Optimal goal target in soccer. When attempting to score a goal in soccer, where should you aim your shot? Should you aim for a goalpost (as some soccer coaches teach), the middle of the goal, or some other target? To answer these questions, Chance (Fall 2009) utilized the normal probability distribution. Suppose the accuracy x of a professional soccer player’s shots follows a normal distribution with a mean of 0 feet and a standard deviation of 3 feet. (For example, if the player hits his target,x=0; if he misses his target 2 feet to the right, x=2; and if he misses 1 foot to the left,x=-1.) Now, a regulation soccer goal is 24 feet wide. Assume that a goalkeeper will stop (save) all shots within 9 feet of where he is standing; all other shots on goal will score. Consider a goalkeeper who stands in the middle of the goal.

a. If the player aims for the right goalpost, what is the probability that he will score?

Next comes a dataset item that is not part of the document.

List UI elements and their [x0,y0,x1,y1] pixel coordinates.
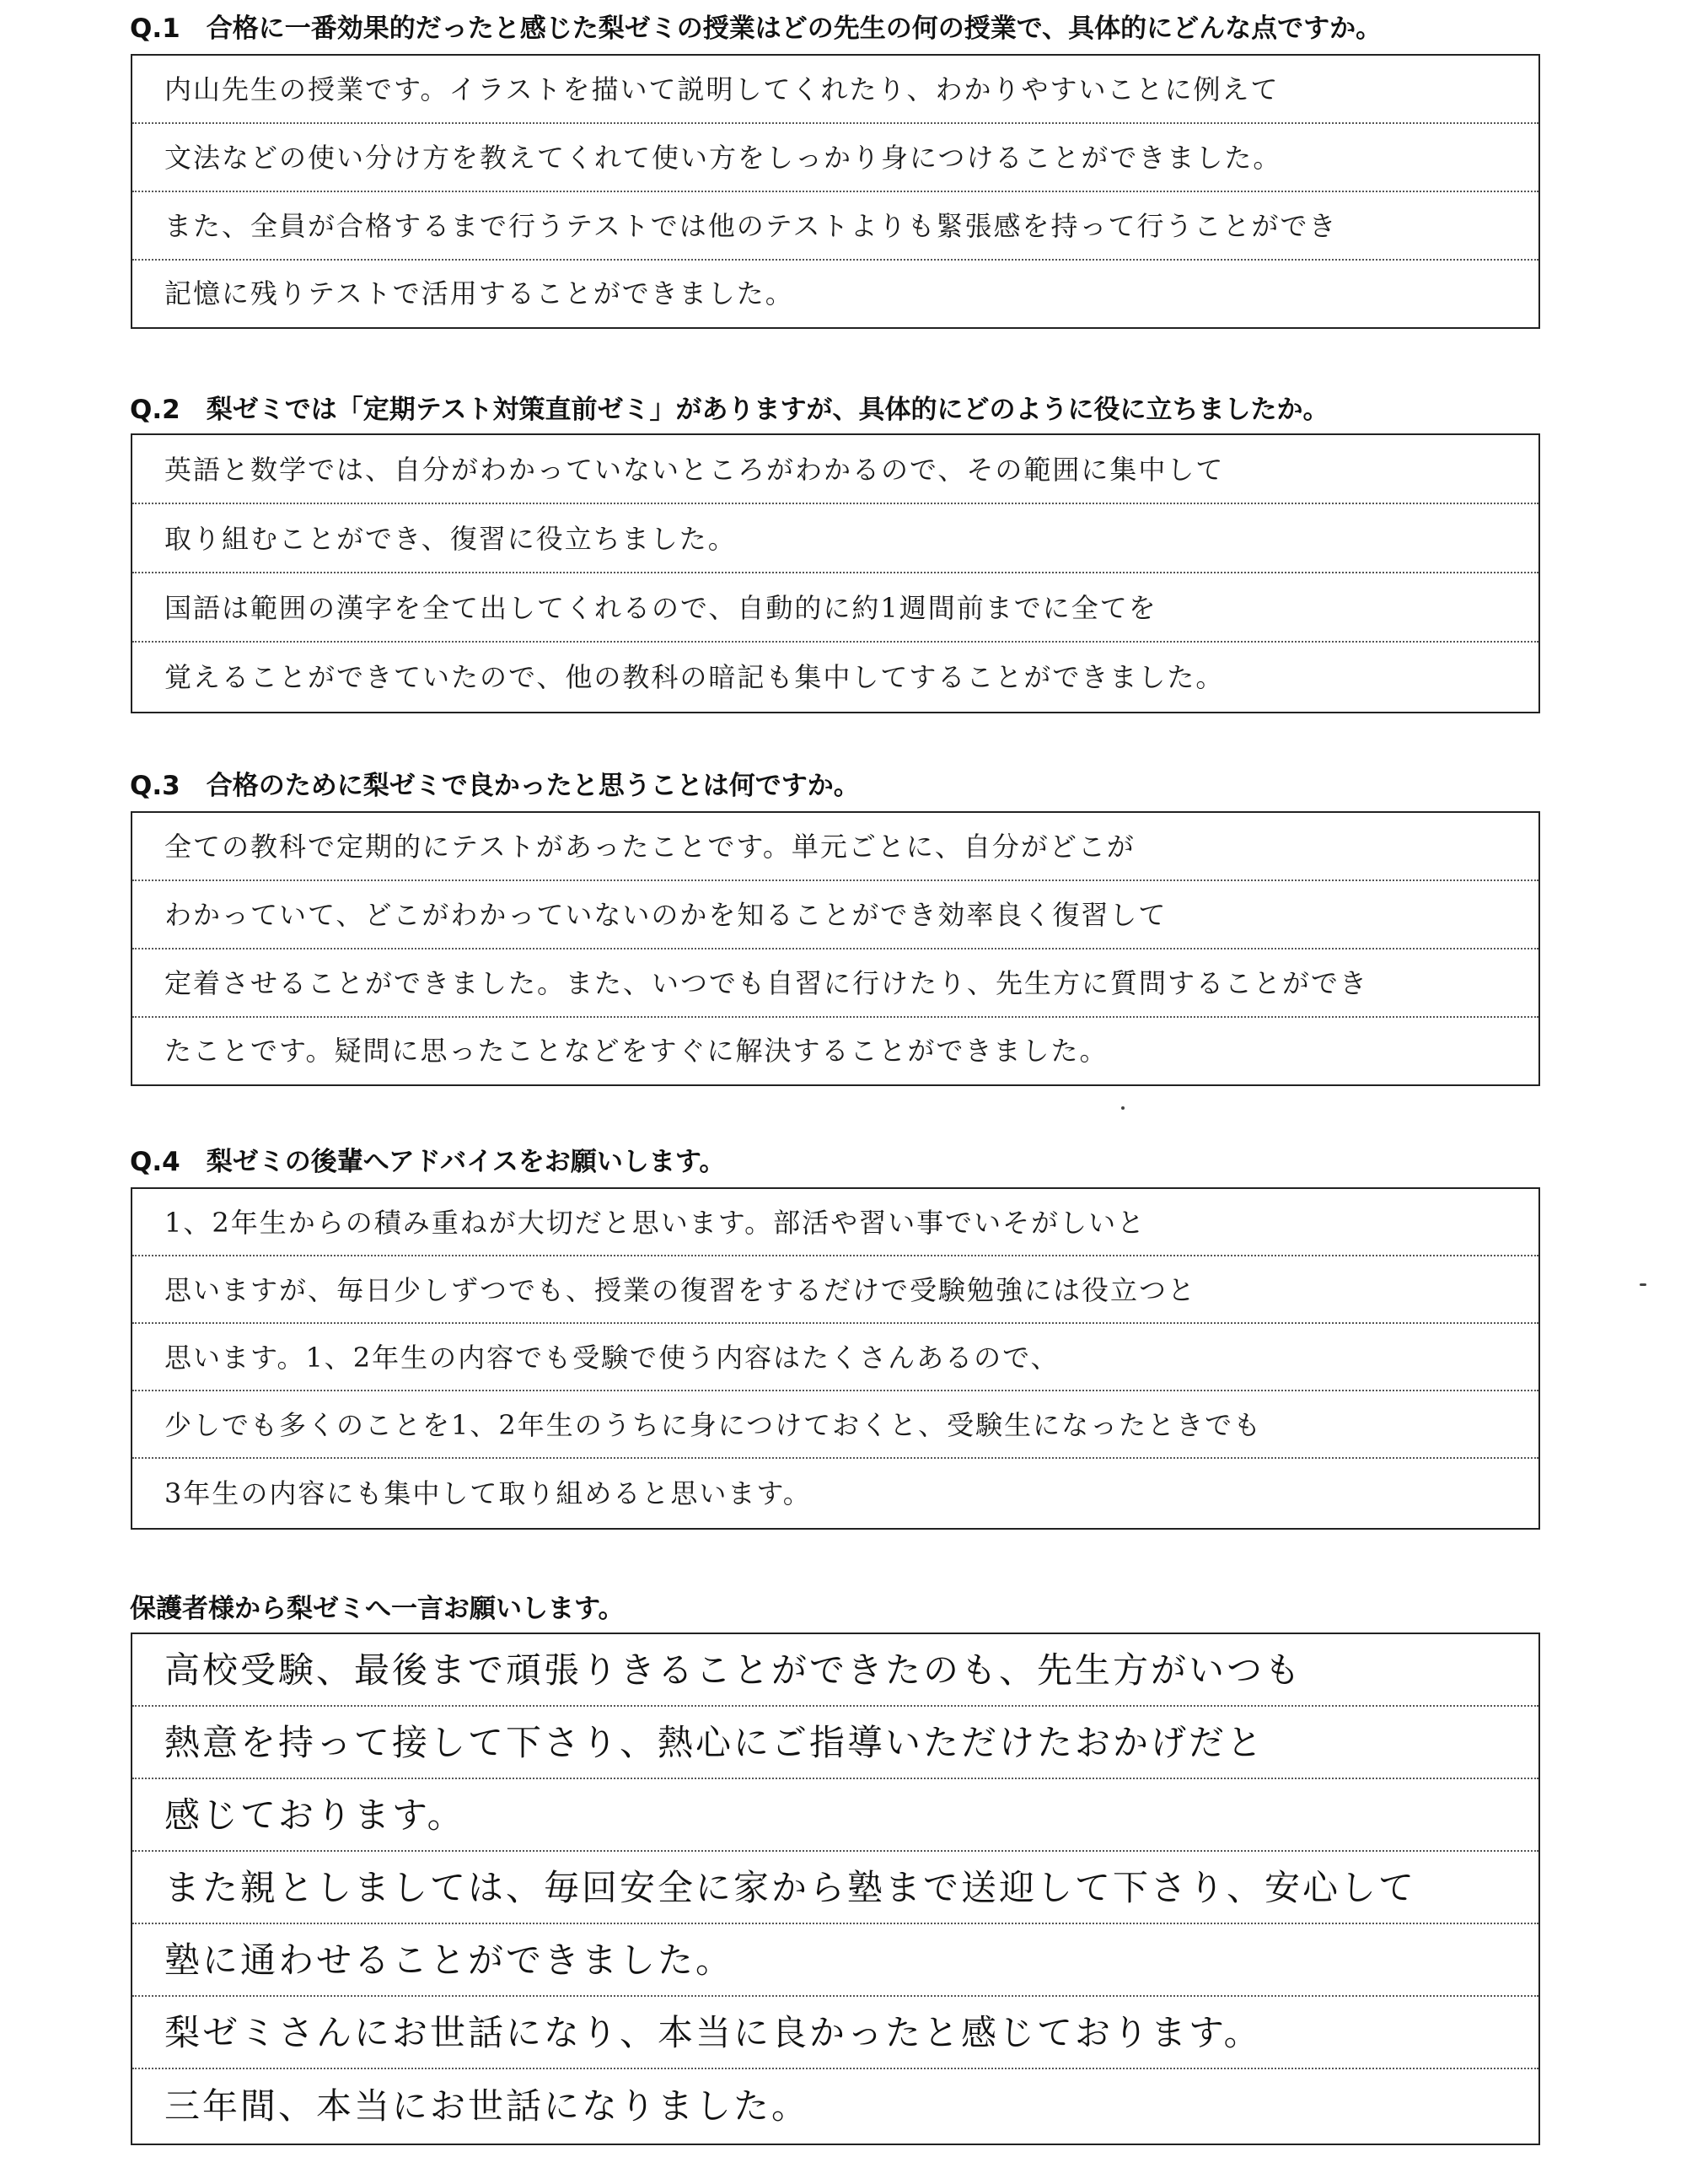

b. If the player aims for the center of the goal, what is the probability that he will score?

c. If the player aims for halfway between the right goal post and the outer limit of the goalkeeper’s reach, what is the probability that he will score?

The accuracy x of a professional soccer player’s shots follows a normal distribution with a mean of 0 feet and a standard deviation of 3 feet.

Let x be the random variable defined as the accuracy of the professional soccer players’ shots, which have normal distribution .

Mean$\mu$ and standard deviation$\sigma$ are given 0 feet and 3 feet.

Also, if the goalkeeper is in the center of the goal and can stop all the balls within 9 feet the only way to score the ball is within 3 feet of either goal post.

Hence, if player aims for the right goalpost, the player will score is the value of x lies between -2 and 0

Therefore,

$$\begin{gathered} P\left(-3<x<0\right)=P\left(\frac{x-\mu }{\sigma }<z<\frac{x+\mu }{\sigma }\right) \\ =P\left(\frac{-3-0}{3}<z<\frac{0+0}{3}\right) \\ =P\left(-1<z<0\right) \\ =P\left(0<z<1\right) \end{gathered}$$

From the table 2,Normal Curve areas, we find that p =0.3413

Hence, the probability that the player will score whenhe aims for the right goalpost, is 0.3413.

When player aims for the center goal, then the player’s score is the value of x greater than 9 or less than -9.

Hence

$$\begin{gathered} P\left(x<-9\right)+P\left(x<-9\right)=P\left(\frac{x-\mu }{\sigma }<z<\frac{x+\mu }{\sigma }\right) \\ =P\left(z<\frac{-9-0}{3}\right)+P\left(z<\frac{9-0}{3}\right) \\ =P\left(z<-3\right)+P\left(z>3\right) \end{gathered}$$

From table 2, Normal Curve Areas, we find that

$\left(0.5-0.4987+0.5-0.4987\right)=0.0026$

Therefore, the probability that player will score when he aims for the center of the goal is 0.0026.

We have to find

$P\left(-1.5<x<1.5\right)$

Thus,

$$\begin{gathered} P\left(-1.5<x<1.5\right)=P\left(\frac{x-\mu }{\sigma }<z<\frac{x+\mu }{\sigma }\right) \\ =P\left(\frac{-1.5-0}{3}<x<\frac{1.5+0}{3}\right) \\ =P\left(-0.5<z<0.5\right) \end{gathered}$$

From table 2, Normal Curve Areas, we find that

$\left(0.1915+0.191\right)=0.0383$

Hence,If the player aims for halfway between the right goal post and the outer limit of the goalkeeper’s reach, the probability that he will score is0.383.